Disgusting.Sierra could never really pin Will down, but now she did—misogynist asshole. “That sounds like hatred, not joking.”

Cassie nodded. “That’s how Emily took it. She was pissed but he was so drunk. All this bottled-up stuff spilled out. It’s like he’d been holding it in, so controlled, all while silently pissed off that she didn’t want to be with him. He mentioned how similar their backgrounds were and how they fit. They would make a great team if she’d stop playing games.”

Ruthie put her hand over the phone and walked back to the group. It was clear she’d been listening to one group and talking to another. “They were yelling at each other and you left them alone?”

“Alex was right there, and I thought...” Cassie fidgeted while she played with Alex’s hand. “I mean, Will wasn’t exactly wrong about Emily and her playing around. She’d flirt with Alex then go find some computer nerd. It was weird.”

Flirt with Alex. That didn’t pop up by accident. Cassie had stored it. Stewed about it. Sierra would bet on that. “Emily dated. Big deal. That doesn’t mean it was okay for Will to kill her.”

“I didn’t mean that.” Cassie’s jaw clenched before she started again. “It really was an accident. She kept hitting Will and he threw her off him. Like, slammed her to the ground. Fueled by alcohol, I guess. I pulled him off her.”

Mitch frowned. “Off her?”

“She hit her head on these rocks in the labyrinth that are set up like chairs. She was bleeding and Will started screaming.” Cassie dropped her head. “She died before I could call for help and then I had to calm Will down and wake Alex but...” She lifted her head again and looked at each one of them, almost pleading with them to understand. “No one would believe us. I did the only thing I could.”

Sierra stayed on alert. She refused to be sucked in by an uncharacteristic show of emotion. Not from this woman. Not ever. “You could have called for help.”

“Don’t be so naïve.”

Sierra tried again. “You cleaned up the blood. You hid the crime scene.”

“Will did. He erased any sign that we’d been there.” She glanced over at Alex, and her eyes filled with tears. “I had Will wrangle Alex and get him into the car while I moved Emily out of the clearing. She was in the open and . . . there were other people nearby earlier and I didn’t know where they were. I couldn’t take the chance of being seen.”

“Sounds like you and Will were pretty coherent, not that drunk,” Mitch mumbled as he continued to work on Alex.

“Little did I know Alex would form a vigilante party and go after Brendan.” Cassie traced her fingers over Alex’s still hand. “Once he did, I told him Mitch had killed Emily and Brendan had been innocent.”

“You did that to hurt him, make him feel even worse. You ensured you were all complicit and no one would talk.” Sierra didn’t wait for Cassie to agree. “But why blame Mitch?”

“Alex would protect Mitch. He’d do anything for him. He would have turned on Will, and that was too risky for all of us.” Cassie’s hand moved to Alex’s leg, as if she had to keep a connection to him despite all she’d done to him. “That’s all of it. Will killed Emily. Only Will and I knew the truth. Alex knew what I told him. Jake spiraled because of the guilt over killing Brendan on that bridge. That’s how our college years ended.”

“And you kept the truth from me,” Mitch said.
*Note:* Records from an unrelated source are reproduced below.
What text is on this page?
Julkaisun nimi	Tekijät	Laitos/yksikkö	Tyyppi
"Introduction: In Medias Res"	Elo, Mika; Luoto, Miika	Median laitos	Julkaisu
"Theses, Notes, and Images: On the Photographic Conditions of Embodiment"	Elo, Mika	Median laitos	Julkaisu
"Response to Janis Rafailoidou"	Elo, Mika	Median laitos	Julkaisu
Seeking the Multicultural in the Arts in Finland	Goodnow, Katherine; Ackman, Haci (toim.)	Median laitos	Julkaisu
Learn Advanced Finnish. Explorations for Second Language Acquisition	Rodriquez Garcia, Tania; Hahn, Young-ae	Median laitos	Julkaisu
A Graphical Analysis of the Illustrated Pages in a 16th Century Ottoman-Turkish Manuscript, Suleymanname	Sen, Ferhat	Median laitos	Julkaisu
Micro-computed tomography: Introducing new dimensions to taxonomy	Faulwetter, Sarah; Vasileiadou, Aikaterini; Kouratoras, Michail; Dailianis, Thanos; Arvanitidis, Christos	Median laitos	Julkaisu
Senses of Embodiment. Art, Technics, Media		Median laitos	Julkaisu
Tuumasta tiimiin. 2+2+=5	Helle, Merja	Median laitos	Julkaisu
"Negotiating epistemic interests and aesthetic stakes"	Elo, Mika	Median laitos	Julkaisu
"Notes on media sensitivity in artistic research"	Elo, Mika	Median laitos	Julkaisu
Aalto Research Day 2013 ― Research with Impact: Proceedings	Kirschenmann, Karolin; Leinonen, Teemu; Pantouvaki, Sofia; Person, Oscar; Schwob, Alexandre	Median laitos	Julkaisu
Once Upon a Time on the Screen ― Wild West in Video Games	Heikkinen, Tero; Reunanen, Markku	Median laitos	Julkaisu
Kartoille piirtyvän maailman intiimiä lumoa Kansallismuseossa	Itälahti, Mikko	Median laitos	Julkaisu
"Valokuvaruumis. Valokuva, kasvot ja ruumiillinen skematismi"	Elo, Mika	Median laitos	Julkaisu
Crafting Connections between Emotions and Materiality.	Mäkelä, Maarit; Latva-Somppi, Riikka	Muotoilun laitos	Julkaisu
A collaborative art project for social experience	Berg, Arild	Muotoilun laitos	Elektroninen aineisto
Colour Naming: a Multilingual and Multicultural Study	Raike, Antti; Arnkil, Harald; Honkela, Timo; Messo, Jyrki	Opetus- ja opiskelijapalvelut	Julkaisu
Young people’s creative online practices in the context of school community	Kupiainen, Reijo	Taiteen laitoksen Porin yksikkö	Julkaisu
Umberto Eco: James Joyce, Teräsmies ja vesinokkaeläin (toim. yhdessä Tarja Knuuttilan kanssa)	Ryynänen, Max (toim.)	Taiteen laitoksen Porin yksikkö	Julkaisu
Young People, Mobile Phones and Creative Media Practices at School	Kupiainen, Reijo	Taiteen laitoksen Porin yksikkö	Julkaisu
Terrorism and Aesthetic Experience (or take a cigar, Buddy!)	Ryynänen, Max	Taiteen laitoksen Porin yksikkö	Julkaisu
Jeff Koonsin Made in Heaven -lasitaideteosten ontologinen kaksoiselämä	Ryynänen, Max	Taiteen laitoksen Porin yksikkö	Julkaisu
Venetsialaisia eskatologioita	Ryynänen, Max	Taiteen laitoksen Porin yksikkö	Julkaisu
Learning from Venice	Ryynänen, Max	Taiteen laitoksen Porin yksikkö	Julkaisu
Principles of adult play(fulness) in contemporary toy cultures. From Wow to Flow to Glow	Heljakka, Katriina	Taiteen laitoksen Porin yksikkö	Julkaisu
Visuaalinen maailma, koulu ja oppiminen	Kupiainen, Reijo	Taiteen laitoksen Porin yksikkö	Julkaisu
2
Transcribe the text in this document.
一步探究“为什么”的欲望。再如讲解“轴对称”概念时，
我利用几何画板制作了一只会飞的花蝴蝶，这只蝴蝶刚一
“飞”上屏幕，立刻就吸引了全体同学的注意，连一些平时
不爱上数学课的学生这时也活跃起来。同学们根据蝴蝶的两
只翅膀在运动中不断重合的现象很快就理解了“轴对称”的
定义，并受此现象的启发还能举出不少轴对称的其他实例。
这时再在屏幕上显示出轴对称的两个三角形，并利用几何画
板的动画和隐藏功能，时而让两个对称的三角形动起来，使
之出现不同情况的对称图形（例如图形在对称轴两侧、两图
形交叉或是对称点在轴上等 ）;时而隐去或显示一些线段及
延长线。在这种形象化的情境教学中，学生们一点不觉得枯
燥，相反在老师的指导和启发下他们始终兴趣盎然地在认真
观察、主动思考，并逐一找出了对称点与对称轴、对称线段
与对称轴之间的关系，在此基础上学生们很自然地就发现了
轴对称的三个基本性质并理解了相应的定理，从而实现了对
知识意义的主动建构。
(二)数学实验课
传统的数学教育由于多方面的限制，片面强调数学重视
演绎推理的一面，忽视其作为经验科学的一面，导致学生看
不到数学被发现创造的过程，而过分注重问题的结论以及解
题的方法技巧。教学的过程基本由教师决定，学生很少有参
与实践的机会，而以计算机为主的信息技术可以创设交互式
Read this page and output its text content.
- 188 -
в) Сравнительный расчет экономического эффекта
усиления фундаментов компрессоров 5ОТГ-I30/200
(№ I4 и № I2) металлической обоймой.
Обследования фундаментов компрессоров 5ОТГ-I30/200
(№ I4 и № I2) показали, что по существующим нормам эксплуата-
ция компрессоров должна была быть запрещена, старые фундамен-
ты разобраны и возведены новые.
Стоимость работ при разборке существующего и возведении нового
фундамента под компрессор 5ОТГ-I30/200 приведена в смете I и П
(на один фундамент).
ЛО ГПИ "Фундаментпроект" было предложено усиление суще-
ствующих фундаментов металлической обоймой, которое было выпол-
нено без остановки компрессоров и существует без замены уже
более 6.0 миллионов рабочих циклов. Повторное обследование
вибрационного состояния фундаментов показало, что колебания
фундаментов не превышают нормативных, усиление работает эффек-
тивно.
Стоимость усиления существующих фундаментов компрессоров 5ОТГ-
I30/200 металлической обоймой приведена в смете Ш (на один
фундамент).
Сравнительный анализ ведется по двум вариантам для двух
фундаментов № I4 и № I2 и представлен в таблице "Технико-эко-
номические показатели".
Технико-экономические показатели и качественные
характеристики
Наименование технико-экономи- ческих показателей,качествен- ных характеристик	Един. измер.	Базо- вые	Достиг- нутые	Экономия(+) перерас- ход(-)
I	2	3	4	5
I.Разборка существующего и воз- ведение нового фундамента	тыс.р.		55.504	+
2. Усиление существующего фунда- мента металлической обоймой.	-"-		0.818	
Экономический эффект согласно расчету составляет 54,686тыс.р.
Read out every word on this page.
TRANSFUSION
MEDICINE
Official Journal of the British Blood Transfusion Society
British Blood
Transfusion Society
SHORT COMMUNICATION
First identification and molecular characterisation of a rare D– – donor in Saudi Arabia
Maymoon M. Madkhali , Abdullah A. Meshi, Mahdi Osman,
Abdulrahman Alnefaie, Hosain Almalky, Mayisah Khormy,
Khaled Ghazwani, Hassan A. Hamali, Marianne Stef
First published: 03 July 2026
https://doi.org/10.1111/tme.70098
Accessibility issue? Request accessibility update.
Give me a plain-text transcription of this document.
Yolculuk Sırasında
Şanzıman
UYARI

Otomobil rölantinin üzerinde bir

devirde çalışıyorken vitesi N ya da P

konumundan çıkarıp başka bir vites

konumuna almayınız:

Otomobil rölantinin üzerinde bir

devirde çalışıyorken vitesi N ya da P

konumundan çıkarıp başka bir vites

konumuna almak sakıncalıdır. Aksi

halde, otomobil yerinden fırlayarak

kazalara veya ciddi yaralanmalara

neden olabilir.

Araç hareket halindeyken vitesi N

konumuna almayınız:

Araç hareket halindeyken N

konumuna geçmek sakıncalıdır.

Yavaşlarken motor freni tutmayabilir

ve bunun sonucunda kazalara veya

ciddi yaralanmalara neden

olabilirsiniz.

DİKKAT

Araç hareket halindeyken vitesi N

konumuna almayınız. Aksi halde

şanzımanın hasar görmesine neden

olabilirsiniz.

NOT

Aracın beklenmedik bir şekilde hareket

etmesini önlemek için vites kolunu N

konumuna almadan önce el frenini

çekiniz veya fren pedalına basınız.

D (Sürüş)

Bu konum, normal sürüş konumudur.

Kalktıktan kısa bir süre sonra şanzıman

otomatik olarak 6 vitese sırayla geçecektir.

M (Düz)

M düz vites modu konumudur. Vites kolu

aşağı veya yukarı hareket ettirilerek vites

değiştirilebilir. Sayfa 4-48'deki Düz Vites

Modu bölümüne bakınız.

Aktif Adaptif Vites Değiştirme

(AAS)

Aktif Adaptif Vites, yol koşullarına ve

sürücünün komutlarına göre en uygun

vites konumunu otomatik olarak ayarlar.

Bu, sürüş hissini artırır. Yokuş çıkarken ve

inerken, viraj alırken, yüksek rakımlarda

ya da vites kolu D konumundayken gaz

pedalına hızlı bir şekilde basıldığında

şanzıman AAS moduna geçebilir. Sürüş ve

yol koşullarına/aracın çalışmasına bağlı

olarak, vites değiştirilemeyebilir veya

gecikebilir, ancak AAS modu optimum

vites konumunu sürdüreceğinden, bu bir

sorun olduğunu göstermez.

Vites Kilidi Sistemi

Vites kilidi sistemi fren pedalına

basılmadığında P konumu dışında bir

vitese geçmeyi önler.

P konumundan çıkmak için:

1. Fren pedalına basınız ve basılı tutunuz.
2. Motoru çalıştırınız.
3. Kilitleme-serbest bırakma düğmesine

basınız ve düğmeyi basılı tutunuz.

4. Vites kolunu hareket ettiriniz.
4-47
Cassie shot him a sad smile. “You’re welcome.”

A siren blared in the distance.

Help. Finally. Mitch had taken off the shirt Sierra gave him and tucked it around Alex’s shoulders. His body was so still. Sierra watched to see if his chest rose and fell. Only Mitch, sitting next to him, checking on him every few seconds, really knew.

Red lights flashed through the trees. The ambulance was almost there. So close.

“You made it look like Emily was attacked. You’re the one who put Emily in the water.” Not questions. Ruthie spoke the words as if she didn’t need verification.

Cassie gave it to her anyway. “Yes.”

Chapter Sixty-Nine

Ruthie

When Ruthie left the hospital waiting room Alex had been in surgery and Cassie had been silently pleading for her freedom. She delivered a thunderous closing argument about how long it had been since Emily died, how traumatic the weekend had been for all of them, and how Zara needed at least one parent because Alex was likely to go to jail if he even survived.

Cassie wept, sounding genuine and contrite. She spoke of loving her family and fearing for her daughter because she’d be left alone. Cassie viewed her sister as beneath her and incapable of taking over. Losing Zara was her nightmare.

She gave the performance of her life.

Ruthie saved her support for Emily, who never got a chance to find a partner and have a family or live past graduation weekend. She was the victim. Brendan, an innocent bystander who sent one lousy text about a senior project, was a victim. Sierra and Mitch were victims. The collateral damage blew far and wide, and would likely consume Zara, too.

The police were back on the island. The whisper campaign through the hospital talked about the FBI being called in. There was so much focus on Dylan and the killings now, but the pastwould begin to unspool. Some secrets thrashed and screamed their way out. This pile-on of lies had burned over time until the fire roared and ran rampant.